With the turn of the twenty-first century, an increase in the globalization of the humanities and social sciences has encouraged new cultural negotiations between national particularism and cosmopolitan universalism. As a consequence, literature has become, more than ever, a space for cultural encounters. Streams of migration, artistic exchanges and political movements, for example, determine the export of culture or cultures in this globalized world. Such export of cultures inevitably entails the export of identities which are hunted both by the original and the ‘adapted’ cultures. The term identity, therefore, becomes more polysemic than ever as it is constructed by the tensions and polarities which stem from a globalized world. The chapters by Rubik and Fernández-Caparros in Part III of this volume provide substantial evidence of the literary interactions which emerge in this context of reflection and social performance of the self. The various voices of Eurydice which come together in Sarah Rhul’s homonymous play perform the different ways of overcoming the sense of loss in modern cultures. The death of Eurydice spreads beyond the borders of the Ovidian transformation which serves as its hypotext and transforms the stage into a Foucauldian heterotopia where the Ovidian landscape becomes Ruhl’s own prison of the mind. The process of maturity of the inner selves of both Orpheus and Eurydice is even more dramatic in the case of Emma Donoghue’s ‘Jack’, the feral child in Room (2010).

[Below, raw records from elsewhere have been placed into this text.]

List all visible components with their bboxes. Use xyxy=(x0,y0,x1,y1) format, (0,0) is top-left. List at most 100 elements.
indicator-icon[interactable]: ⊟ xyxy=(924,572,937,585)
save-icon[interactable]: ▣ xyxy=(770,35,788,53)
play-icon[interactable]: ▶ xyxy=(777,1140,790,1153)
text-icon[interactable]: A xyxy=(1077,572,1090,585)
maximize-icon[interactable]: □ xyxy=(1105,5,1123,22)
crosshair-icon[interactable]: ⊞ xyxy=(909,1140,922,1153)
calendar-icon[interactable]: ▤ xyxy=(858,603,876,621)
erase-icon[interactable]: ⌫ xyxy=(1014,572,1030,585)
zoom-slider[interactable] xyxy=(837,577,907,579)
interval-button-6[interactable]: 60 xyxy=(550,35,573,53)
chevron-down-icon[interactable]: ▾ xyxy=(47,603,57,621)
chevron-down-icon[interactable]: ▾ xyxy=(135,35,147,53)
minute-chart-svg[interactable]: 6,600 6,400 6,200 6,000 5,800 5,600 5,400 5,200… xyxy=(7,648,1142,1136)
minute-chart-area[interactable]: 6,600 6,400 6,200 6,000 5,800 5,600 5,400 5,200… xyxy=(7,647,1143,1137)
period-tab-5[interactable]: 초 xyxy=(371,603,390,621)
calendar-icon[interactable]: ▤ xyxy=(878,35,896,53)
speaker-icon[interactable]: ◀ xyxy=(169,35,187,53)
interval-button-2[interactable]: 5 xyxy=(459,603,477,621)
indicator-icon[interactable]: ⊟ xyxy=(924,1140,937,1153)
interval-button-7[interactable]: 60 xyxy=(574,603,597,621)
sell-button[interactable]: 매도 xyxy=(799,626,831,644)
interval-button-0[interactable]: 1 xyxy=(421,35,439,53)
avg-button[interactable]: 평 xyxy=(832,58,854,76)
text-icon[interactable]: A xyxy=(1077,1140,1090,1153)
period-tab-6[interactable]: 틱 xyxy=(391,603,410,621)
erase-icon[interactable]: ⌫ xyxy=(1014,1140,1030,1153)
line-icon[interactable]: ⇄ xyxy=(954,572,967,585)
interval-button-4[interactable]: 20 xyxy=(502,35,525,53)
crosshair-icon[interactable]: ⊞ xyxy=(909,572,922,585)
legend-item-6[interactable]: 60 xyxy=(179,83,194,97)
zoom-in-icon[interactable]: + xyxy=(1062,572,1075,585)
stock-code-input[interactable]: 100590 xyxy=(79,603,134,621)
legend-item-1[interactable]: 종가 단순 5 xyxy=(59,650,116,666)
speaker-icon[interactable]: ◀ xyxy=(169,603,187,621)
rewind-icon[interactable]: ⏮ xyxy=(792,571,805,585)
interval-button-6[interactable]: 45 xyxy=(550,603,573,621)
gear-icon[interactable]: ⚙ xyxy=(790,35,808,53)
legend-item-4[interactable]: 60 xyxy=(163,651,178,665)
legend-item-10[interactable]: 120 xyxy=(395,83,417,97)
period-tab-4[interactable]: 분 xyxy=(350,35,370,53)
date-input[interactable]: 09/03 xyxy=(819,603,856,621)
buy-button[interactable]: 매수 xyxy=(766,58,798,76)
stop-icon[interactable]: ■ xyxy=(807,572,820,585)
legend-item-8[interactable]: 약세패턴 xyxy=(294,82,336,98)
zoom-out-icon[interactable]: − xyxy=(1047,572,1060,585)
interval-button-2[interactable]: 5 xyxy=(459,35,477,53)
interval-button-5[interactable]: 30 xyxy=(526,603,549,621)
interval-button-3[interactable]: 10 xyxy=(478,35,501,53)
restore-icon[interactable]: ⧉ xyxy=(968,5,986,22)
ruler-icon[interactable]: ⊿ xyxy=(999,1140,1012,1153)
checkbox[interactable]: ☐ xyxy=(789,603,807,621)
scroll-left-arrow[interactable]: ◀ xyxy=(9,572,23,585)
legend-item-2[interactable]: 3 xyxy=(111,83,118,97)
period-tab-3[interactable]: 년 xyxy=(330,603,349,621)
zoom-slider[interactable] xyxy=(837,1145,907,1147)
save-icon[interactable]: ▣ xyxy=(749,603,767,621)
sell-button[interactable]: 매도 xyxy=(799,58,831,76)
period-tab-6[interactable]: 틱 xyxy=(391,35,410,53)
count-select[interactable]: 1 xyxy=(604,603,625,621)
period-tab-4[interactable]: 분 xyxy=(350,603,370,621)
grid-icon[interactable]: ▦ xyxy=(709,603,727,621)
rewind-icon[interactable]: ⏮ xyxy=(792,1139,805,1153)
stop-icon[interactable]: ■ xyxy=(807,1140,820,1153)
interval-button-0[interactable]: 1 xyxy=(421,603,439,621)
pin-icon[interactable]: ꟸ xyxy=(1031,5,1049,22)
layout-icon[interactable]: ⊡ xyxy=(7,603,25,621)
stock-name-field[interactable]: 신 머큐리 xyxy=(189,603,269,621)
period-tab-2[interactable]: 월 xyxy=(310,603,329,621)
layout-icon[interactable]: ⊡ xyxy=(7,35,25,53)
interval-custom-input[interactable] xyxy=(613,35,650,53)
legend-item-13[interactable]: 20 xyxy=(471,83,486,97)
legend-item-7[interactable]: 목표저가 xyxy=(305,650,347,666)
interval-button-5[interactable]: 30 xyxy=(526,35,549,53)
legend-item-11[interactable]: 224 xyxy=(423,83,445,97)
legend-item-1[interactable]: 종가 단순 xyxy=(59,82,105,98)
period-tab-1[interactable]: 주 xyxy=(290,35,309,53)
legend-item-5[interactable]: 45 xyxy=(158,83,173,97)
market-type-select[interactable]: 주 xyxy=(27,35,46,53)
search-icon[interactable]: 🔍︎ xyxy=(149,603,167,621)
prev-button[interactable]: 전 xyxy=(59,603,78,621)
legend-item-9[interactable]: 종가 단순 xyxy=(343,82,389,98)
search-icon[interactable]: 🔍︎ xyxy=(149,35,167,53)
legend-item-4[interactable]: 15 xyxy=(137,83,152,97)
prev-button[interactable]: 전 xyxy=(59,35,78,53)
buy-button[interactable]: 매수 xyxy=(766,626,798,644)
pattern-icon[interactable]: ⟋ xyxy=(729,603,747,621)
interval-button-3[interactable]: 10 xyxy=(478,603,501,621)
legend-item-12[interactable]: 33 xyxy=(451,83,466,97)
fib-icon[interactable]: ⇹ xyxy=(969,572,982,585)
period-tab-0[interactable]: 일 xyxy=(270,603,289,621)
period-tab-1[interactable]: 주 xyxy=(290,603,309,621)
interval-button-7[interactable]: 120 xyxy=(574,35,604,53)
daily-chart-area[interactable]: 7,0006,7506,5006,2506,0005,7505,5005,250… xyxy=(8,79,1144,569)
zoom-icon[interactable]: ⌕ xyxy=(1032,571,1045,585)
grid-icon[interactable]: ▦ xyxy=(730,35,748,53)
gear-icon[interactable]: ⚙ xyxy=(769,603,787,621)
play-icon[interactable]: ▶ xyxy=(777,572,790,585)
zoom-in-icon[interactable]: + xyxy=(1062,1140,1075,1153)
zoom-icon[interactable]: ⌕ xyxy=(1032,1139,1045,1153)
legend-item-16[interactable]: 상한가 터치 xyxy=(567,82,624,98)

Jack epitomizes Rubik’s list of feral children who illustrate the embarrassing topicality of the literary lives of Caspar Hauser in the modern world. From Atalanta to Pecos Bill, from Emma Donoghue’s ‘Jack’ to the Fritzl case in Austria, the story of wild children both in Europe and across the Atlantic is endless and heterogeneous. Yet a single common feature dominates in these narratives: the construction and performance of identity of the feral child outside society. And this is what has quite been recently foregrounded with the homonymous film adaptation of Donohue’s novel directed by Lenny Abrahamson in 2015. In 2016, the film was nominated for the Best Screenplay for the Golden Globes, Best Adapted Screenplay for the BAFTA Awards and won, among others, the Canadian Screen Award for the best Adapted screenplay. In their promotional interviews, both Abrahamson and Donohue, who adapted the novel for the screen, remark that the film adaptation relied on the development of the identity of the individuals rather than on the crimes of the Fritzl case which inspired the book.

The focus on the psychological development of the individual is not incidental, as from the early modern period there has been a shift in interest from the ‘sacred to the psychological’ in the mapping of feral children and the delimitation of what a human being is (Newton n.d.: 14). Questions on race and the external definition of individuals which reached their highest peak with the Darwinian controversy gave way in the twentieth century to a psychological turn focused on an internal definition of feral children and identity; two topics which are the main focus of Rubik in her chapter.